[KUALA LUMPUR] A new scuttle fly species that shows potential as a biological agent in the control of termite infestations has been discovered in Malaysia.
Neoh Kok-Boon, a PhD student at the School of Biological Sciences of Universiti Sains Malaysia (USM), discovered the new species while excavating mounds of the termite species Macrotemes gilvus at the university's Minden campus in Penang state.
"He noticed there were some termite soldiers that looked very different from the normal ones," says Lee Chow-Yang, Neoh's supervisor and professor of urban entomology at the school's Vector Control Research Unit.
The termite soldiers died within several days, Lee told SciDev.Net, and researchers noticed live flies in the container with the dead termites.
They later found that fly larvae grew within a host's head until they were ready to pupate, giving infected termites enlarged heads. The flies then moved down through the termite's body, eventually breaking through the abdominal wall, killing the host in the process.
The researchers' findings are published in the latest issue of Sociobiology but Neoh cautions that more research is needed before the fly, named Misotermes mindeni, can be confirmed as an effective agent for controlling termite infestations.

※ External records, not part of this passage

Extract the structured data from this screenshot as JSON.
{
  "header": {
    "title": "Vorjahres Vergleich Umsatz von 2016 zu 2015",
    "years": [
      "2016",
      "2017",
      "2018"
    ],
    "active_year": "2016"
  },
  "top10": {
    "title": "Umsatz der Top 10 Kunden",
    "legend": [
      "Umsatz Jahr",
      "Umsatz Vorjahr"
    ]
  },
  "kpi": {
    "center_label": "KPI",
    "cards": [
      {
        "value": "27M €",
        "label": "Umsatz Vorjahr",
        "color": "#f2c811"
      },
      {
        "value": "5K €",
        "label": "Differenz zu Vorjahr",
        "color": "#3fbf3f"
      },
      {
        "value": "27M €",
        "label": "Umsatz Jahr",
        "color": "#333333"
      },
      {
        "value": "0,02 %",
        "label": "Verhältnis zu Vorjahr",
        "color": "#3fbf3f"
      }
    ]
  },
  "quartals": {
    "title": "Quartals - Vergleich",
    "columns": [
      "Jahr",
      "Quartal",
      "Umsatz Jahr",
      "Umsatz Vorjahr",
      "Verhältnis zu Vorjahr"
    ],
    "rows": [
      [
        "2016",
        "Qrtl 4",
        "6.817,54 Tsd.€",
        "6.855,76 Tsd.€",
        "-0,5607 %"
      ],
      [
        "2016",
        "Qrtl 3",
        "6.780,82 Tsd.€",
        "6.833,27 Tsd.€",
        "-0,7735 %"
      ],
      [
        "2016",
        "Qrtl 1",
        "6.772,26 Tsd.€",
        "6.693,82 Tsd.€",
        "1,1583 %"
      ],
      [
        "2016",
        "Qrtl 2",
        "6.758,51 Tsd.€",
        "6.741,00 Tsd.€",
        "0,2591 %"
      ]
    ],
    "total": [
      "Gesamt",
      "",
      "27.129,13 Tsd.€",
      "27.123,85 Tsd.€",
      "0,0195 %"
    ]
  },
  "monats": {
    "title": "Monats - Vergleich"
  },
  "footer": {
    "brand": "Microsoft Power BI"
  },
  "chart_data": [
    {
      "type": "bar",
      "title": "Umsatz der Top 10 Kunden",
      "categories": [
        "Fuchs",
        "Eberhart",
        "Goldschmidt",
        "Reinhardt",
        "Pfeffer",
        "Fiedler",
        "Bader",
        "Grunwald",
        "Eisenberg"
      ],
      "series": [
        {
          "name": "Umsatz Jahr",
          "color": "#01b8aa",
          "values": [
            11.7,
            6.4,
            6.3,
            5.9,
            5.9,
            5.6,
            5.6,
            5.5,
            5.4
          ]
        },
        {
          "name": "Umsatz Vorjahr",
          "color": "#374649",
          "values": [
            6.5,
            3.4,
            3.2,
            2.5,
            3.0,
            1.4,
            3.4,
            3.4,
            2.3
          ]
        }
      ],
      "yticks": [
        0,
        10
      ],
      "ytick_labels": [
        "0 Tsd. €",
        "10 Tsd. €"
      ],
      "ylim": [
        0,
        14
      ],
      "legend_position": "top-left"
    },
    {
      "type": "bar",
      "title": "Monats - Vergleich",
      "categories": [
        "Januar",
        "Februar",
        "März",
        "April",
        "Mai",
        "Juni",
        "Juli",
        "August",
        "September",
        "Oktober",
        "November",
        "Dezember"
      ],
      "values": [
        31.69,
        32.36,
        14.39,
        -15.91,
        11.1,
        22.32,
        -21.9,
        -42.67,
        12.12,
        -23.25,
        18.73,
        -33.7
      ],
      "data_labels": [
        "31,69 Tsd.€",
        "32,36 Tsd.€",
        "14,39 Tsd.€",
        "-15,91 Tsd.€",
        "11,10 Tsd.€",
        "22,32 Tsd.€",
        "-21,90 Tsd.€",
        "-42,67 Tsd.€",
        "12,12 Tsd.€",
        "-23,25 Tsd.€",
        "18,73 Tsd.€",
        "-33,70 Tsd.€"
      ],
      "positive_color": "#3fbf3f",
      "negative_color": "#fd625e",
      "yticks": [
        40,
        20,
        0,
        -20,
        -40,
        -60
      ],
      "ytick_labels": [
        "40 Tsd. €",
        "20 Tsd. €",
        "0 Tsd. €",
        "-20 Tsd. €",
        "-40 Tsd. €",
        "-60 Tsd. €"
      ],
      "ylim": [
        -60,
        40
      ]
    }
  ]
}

"First, we'd like to determine the mechanism of parasitism of the fly," he says, adding that another PhD student in his department is researching this aspect of the new species. This work will probably take several years to complete, he says.
According to the university, termite control costs the country about 50 million Malaysian ringgit (US$14 million) a year. The cost for South-East Asia was recently put at around US$400 million but the repair bill for termite damage is believed to be 3–4 times higher.
Henry Disney, senior research ssociate in the Department of Zoology at Cambridge University in the UK, confirmed that M. mindeni was a previously unknown species of scuttle fly.
In 2007, Lee's team discovered another new insect species on the Minden campus — a cricket (Myrmecophilus leei).